Mixed results for House Price Indexes in November …. but keep an eye on the Big Picture

The headline house price indexes were down in November, but across the regions results were mixed. The FHFA house price index was down 0.42% on a not seasonally adjusted basis (NSA) in November (but up slightly–0.02%–on a seasonally adjusted basis), while the Standard & Poor’s Case-Shiller House Price Indexes (HPIs) were down 1.0% to 143.9 for the Composite 20 (CS20) index and 0.8% to 157.7 for the Composite 10 (CS10) index on a not seasonally adjusted basis (NSA). (As noted in the past, when observing the Case-Shiller HPI attention should be focused on the NSA numbers, and although not explicitly stated by FHFA, similar caution should be used when observing the FHFA indexes).

The slight decline in the FHFA HPI (NSA) in November was the result of continued weakness in the Mountain division (which is dominated by the problem states of Arizona and Nevada), with a 3.7% decline.
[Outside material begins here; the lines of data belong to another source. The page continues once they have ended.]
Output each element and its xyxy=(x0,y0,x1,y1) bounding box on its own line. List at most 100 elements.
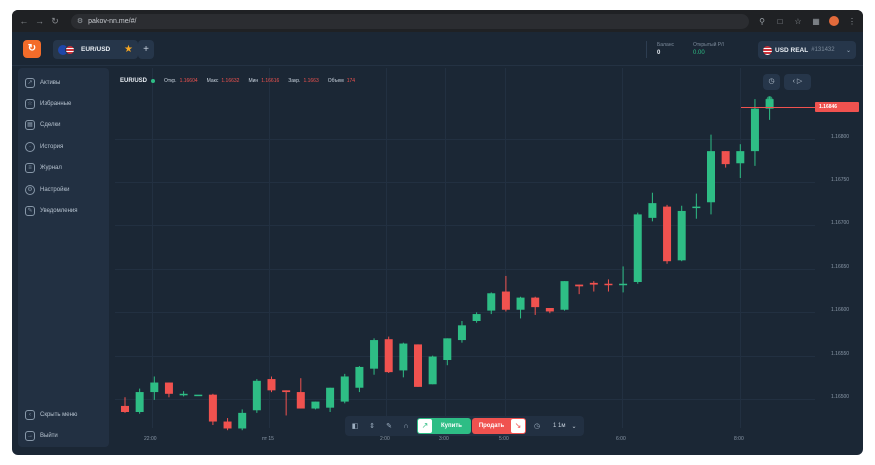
sidebar-item-label: История xyxy=(40,144,64,150)
chart-clock-icon[interactable]: ◷ xyxy=(763,74,780,90)
address-bar[interactable]: ⚙ pakov-nn.me/#/ xyxy=(70,13,750,29)
candle-body xyxy=(501,291,510,310)
bookmark-star-icon[interactable]: ☆ xyxy=(794,16,802,26)
sidebar-item-label: Сделки xyxy=(40,122,61,128)
timer-icon[interactable]: ◷ xyxy=(533,423,541,430)
candle-body xyxy=(399,343,408,371)
favorites-icon: ☆ xyxy=(25,99,35,109)
open-pnl-label: Открытый P/I xyxy=(693,42,724,48)
candle-body xyxy=(516,297,525,310)
x-tick-label: 5:00 xyxy=(499,436,509,442)
y-tick-label: 1.16700 xyxy=(831,220,850,226)
price-chart[interactable]: EUR/USD Откр. 1.16604 Макс 1.16632 Мин 1… xyxy=(115,68,863,455)
collapse-menu-button[interactable]: ‹ Скрыть меню xyxy=(25,409,77,421)
candle-body xyxy=(428,356,437,385)
balance-label: Баланс xyxy=(657,42,675,48)
candle-body xyxy=(238,412,247,429)
grid-line xyxy=(445,68,446,428)
candle-body xyxy=(677,210,686,261)
chart-legend: EUR/USD Откр. 1.16604 Макс 1.16632 Мин 1… xyxy=(120,78,355,84)
candle-body xyxy=(282,390,291,393)
logout-button[interactable]: → Выйти xyxy=(25,430,58,442)
sidebar-item-assets[interactable]: ↗ Активы xyxy=(25,77,60,89)
grid-line xyxy=(269,68,270,428)
history-icon: · xyxy=(25,142,35,152)
sidebar-item-notifications[interactable]: ✎ Уведомления xyxy=(25,205,78,217)
key-icon[interactable]: ⚲ xyxy=(759,16,765,26)
candle-body xyxy=(311,401,320,409)
chevron-down-icon[interactable]: ⌄ xyxy=(571,423,577,430)
magnet-icon[interactable]: ∩ xyxy=(403,422,409,430)
sidebar-item-label: Избранные xyxy=(40,101,72,107)
candle-body xyxy=(326,387,335,408)
candle-body xyxy=(721,151,730,165)
sell-button[interactable]: Продать ↘ xyxy=(472,418,526,434)
sidebar: ↗ Активы ☆ Избранные ▦ Сделки · История … xyxy=(18,68,109,447)
candle-body xyxy=(296,392,305,409)
trade-toolbar: ◧ ⇕ ✎ ∩ ↗ Купить Продать ↘ ◷ 1 1м ⌄ xyxy=(345,416,584,436)
back-icon[interactable]: ← xyxy=(19,16,29,26)
chart-history-nav-icon[interactable]: ‹ ▷ xyxy=(784,74,811,90)
sidebar-item-favorites[interactable]: ☆ Избранные xyxy=(25,98,71,110)
chevron-down-icon: ⌄ xyxy=(845,47,851,54)
ohlc-close-value: 1.1663 xyxy=(303,78,319,84)
reload-icon[interactable]: ↻ xyxy=(51,16,59,26)
candle-body xyxy=(765,99,774,109)
grid-line xyxy=(152,68,153,428)
grid-line xyxy=(115,399,815,400)
forward-icon[interactable]: → xyxy=(34,16,44,26)
candle-body xyxy=(355,366,364,388)
sidebar-item-settings[interactable]: ⚙ Настройки xyxy=(25,184,69,196)
journal-icon: ≡ xyxy=(25,163,35,173)
add-asset-tab-button[interactable]: + xyxy=(138,40,154,59)
candle-body xyxy=(750,108,759,152)
candle-body xyxy=(472,314,481,321)
profile-avatar[interactable] xyxy=(829,16,840,26)
asset-tab-label: EUR/USD xyxy=(81,46,111,53)
timeframe-selector[interactable]: 1 1м xyxy=(553,423,566,429)
more-icon[interactable]: ⋮ xyxy=(848,16,857,26)
candle-body xyxy=(589,282,598,285)
candle-body xyxy=(560,281,569,310)
sidebar-item-label: Настройки xyxy=(40,187,70,193)
panel-toggle-icon[interactable]: ◧ xyxy=(351,423,359,430)
ohlc-close-label: Закр. xyxy=(288,78,301,84)
candle-body xyxy=(575,284,584,287)
grid-line xyxy=(115,139,815,140)
chart-tools: ◷ ‹ ▷ xyxy=(759,74,811,90)
ohlc-open-value: 1.16604 xyxy=(179,78,198,84)
account-selector[interactable]: USD REAL #131432 ⌄ xyxy=(758,41,856,59)
grid-line xyxy=(622,68,623,428)
notifications-icon: ✎ xyxy=(25,206,35,216)
favorite-star-icon[interactable]: ★ xyxy=(124,44,133,55)
extensions-icon[interactable]: ▦ xyxy=(812,16,820,26)
candle-body xyxy=(121,405,129,412)
sidebar-item-label: Уведомления xyxy=(40,208,78,214)
x-tick-label: 8:00 xyxy=(734,436,744,442)
x-tick-label: 22:00 xyxy=(144,436,157,442)
candle-body xyxy=(692,206,701,209)
indicators-icon[interactable]: ⇕ xyxy=(369,423,375,430)
sidebar-item-journal[interactable]: ≡ Журнал xyxy=(25,162,62,174)
buy-button[interactable]: ↗ Купить xyxy=(417,418,471,434)
sidebar-item-trades[interactable]: ▦ Сделки xyxy=(25,119,60,131)
grid-line xyxy=(115,182,815,183)
candle-body xyxy=(179,393,188,396)
x-tick-label: 6:00 xyxy=(616,436,626,442)
grid-line xyxy=(115,356,815,357)
logout-icon: → xyxy=(25,431,35,441)
app-window: ← → ↻ ⚙ pakov-nn.me/#/ ⚲ □ ☆ ▦ ⋮ ↻ EUR/U… xyxy=(12,10,863,455)
grid-line xyxy=(505,68,506,428)
us-flag-icon xyxy=(763,45,772,55)
balance-value: 0 xyxy=(657,50,661,56)
site-info-icon[interactable]: ⚙ xyxy=(76,18,84,25)
share-icon[interactable]: □ xyxy=(777,16,783,26)
asset-tab[interactable]: EUR/USD ★ xyxy=(53,40,138,59)
header-divider xyxy=(646,41,647,58)
grid-line xyxy=(740,68,741,428)
sidebar-item-history[interactable]: · История xyxy=(25,141,63,153)
logo-icon[interactable]: ↻ xyxy=(23,40,41,58)
candle-body xyxy=(340,376,349,402)
y-tick-label: 1.16550 xyxy=(831,351,850,357)
drawing-pencil-icon[interactable]: ✎ xyxy=(386,423,392,430)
This offset gains of 0.75% in the East South Central division (Tennessee and Alabama), 0.65% in the West South Central division (dominated by Texas) and 0.63% in the Pacific division (dominated by California).

For the Case-Shiller indexes, prices were down in 19 of the 20 cities in November. The largest declines were observed in Detroit (-2.7%), Atlanta (-2.5), Chicago (-2.2%), Minneapolis (-2.1%) and Cleveland (-2.0%). The only gain was observed in San Diego (0.1%).

As we advised last month, with the Case-Shiller indexes it was important to look at the big picture, not just the month to month variation. The recent declines in the HPIs of the 20 metropolitan areas should not be over interpreted. House prices in all regions have experienced a high level of volatility as a result of the particular dynamics of the home buyer tax credits (HBTCs). Over the past 20 months there have been two minor peaks in the HPIs of all metropolitan areas (around October 2009 and July 2010), associated with the conclusion of the various rounds of the HBTC. Allowing for this volatility, the overall trend has been either a moderate (9% to 12%) increase (Los Angles, San Francisco, San Diego, Minneapolis and Washington DC), generally (-2% to +2%) flat (Chicago, Dallas, Miami, New York, Phoenix and Seattle), or slightly (-5% to -3%) down (Atlanta, Charlotte, Las Vegas, Portland OR and Tampa).

Today’s house price numbers support our view that the overall house prices trend will be slightly positive, despite a high level of volatility, with no further significant declines. The modest movement in the FHFA HPI in October and November signals strength based on market fundamentals in a post-tax credit environment. Recent strong growth in existing home sales, which were up 12.3% in December and 37.5% since the low in July, is likely to support further improvement in house prices over the next few months.